Dr. Carey: So if the hearing loss is due purely to the nerve and not necessarily the hearing nerve connected to the cochlea, but purely to the nerve, a child will pass the hearing screen much of the time. So the limitation of our hearing screening, which most states do, this is called an otoacoustic emission. You can see the words, oto, ear, acoustic, the sound. Emission is the hair cells bouncing it back, you know. Most states do otoacoustic emission.

Interviewer: So for one of these parents whose children are identified with one of these hearing issues, what kind of services can the Utah Hearing Center provide?

Dr. Carey: The beneficial aspect of early detection is that you actually get the kids in for treatment and proper education. And the majority of those children will go to a regular class in a regular school. Those that have the most profound degrees of hearing loss, that don't necessarily respond to hearing aids, can go to our outstanding special schools we have throughout the state. They're the schools for children with hearing loss and visual disabilities. They still do say deaf and blind. So those schools have their branches of them throughout the state. They provide for the children that have some of the more moderate to severe, but especially those that have the profound degree that if untreated with something like a cochlear implant, those children would go on to be called deaf.

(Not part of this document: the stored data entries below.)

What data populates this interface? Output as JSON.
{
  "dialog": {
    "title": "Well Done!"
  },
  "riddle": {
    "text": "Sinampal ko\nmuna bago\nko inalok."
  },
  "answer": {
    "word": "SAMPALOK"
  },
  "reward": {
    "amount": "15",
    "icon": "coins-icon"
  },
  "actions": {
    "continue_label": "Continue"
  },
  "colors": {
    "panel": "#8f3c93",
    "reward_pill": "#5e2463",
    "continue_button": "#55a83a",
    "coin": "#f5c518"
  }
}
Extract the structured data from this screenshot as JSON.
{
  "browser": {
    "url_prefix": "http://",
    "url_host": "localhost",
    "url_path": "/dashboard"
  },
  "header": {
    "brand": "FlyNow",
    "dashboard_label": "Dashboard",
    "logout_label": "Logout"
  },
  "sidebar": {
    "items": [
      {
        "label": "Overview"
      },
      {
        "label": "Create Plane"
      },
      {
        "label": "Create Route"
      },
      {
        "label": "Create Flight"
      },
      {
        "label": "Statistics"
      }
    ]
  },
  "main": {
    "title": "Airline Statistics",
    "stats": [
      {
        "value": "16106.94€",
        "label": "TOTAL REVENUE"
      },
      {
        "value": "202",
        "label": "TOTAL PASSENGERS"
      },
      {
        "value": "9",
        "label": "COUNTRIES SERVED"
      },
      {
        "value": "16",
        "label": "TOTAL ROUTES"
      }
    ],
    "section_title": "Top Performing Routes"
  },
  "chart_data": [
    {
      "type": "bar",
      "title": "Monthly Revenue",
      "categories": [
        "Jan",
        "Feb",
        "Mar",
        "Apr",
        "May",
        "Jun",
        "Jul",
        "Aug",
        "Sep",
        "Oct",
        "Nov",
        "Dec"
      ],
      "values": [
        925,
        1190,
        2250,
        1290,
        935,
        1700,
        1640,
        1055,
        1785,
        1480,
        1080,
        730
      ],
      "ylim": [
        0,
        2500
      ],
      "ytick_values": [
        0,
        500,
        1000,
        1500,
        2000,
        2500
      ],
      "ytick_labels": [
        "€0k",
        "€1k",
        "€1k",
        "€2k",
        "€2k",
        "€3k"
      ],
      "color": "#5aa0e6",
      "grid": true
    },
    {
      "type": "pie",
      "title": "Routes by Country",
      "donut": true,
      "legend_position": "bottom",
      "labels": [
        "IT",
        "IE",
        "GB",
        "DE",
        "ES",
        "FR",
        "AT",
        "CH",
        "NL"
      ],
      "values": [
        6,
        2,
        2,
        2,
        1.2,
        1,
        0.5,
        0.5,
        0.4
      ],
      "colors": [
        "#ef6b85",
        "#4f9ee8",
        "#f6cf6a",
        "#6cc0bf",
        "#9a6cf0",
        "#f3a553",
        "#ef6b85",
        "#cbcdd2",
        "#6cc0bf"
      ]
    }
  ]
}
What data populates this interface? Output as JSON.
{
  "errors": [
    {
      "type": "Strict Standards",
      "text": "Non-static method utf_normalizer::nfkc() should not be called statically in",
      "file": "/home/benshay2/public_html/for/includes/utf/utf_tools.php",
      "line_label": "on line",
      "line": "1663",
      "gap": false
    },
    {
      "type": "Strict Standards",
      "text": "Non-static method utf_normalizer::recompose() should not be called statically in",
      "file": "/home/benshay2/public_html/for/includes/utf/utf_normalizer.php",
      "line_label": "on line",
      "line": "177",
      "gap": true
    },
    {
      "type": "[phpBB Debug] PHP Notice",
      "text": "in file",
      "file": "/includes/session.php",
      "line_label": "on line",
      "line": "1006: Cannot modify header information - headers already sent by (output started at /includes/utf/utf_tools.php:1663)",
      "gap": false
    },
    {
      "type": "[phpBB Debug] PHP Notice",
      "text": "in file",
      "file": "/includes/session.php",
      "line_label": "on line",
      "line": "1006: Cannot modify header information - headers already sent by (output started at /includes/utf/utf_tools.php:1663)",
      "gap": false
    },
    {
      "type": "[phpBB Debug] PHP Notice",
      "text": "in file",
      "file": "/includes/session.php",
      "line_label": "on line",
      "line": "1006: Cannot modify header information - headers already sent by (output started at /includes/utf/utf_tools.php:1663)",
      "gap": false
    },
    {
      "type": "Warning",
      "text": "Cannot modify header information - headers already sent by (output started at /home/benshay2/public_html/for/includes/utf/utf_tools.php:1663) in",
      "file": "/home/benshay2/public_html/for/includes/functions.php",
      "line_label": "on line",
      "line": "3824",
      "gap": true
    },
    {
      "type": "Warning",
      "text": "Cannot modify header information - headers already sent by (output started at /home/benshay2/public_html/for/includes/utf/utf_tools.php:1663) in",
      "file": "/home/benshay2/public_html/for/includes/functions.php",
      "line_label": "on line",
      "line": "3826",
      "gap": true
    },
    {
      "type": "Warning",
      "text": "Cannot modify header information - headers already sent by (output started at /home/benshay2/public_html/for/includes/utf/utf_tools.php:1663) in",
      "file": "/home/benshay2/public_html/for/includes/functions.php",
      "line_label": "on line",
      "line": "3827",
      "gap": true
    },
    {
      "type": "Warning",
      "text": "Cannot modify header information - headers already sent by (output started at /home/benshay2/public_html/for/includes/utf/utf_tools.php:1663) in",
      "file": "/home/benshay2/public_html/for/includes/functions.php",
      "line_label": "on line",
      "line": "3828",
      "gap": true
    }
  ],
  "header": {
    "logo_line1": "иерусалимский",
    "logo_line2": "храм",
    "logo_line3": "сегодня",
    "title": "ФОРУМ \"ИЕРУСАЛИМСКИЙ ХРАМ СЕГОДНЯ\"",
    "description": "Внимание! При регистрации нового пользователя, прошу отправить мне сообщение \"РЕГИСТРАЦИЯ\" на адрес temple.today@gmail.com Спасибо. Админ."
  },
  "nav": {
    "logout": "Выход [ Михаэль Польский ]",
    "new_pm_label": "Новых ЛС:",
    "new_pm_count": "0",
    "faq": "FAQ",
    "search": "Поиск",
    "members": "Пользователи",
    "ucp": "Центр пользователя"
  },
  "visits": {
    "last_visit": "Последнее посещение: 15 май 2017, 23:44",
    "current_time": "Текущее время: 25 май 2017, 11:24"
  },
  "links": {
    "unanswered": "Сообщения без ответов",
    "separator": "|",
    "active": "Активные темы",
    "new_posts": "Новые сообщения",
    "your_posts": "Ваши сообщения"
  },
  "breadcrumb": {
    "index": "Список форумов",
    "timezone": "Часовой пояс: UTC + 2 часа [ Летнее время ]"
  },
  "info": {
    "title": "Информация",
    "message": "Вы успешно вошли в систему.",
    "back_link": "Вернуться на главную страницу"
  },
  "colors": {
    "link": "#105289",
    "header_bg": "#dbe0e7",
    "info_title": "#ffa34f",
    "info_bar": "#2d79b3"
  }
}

So deafness is the degree of hearing loss preventing regular communication as you and I would have it in this type of setting so that one would have to learn sign language and then be a part of a very rich community of people with deafness. But on the other hand, would have more challenges with communicating with the rest of society. That particular place we're talking about, that particular situation, just, you know, in the last two decades, in half of my career here at Primary Children's can now be altered dramatically with a cochlear implant so that children with a cochlear implant will usually, with the right rehabilitation and such, will actually go to regular kindergarten.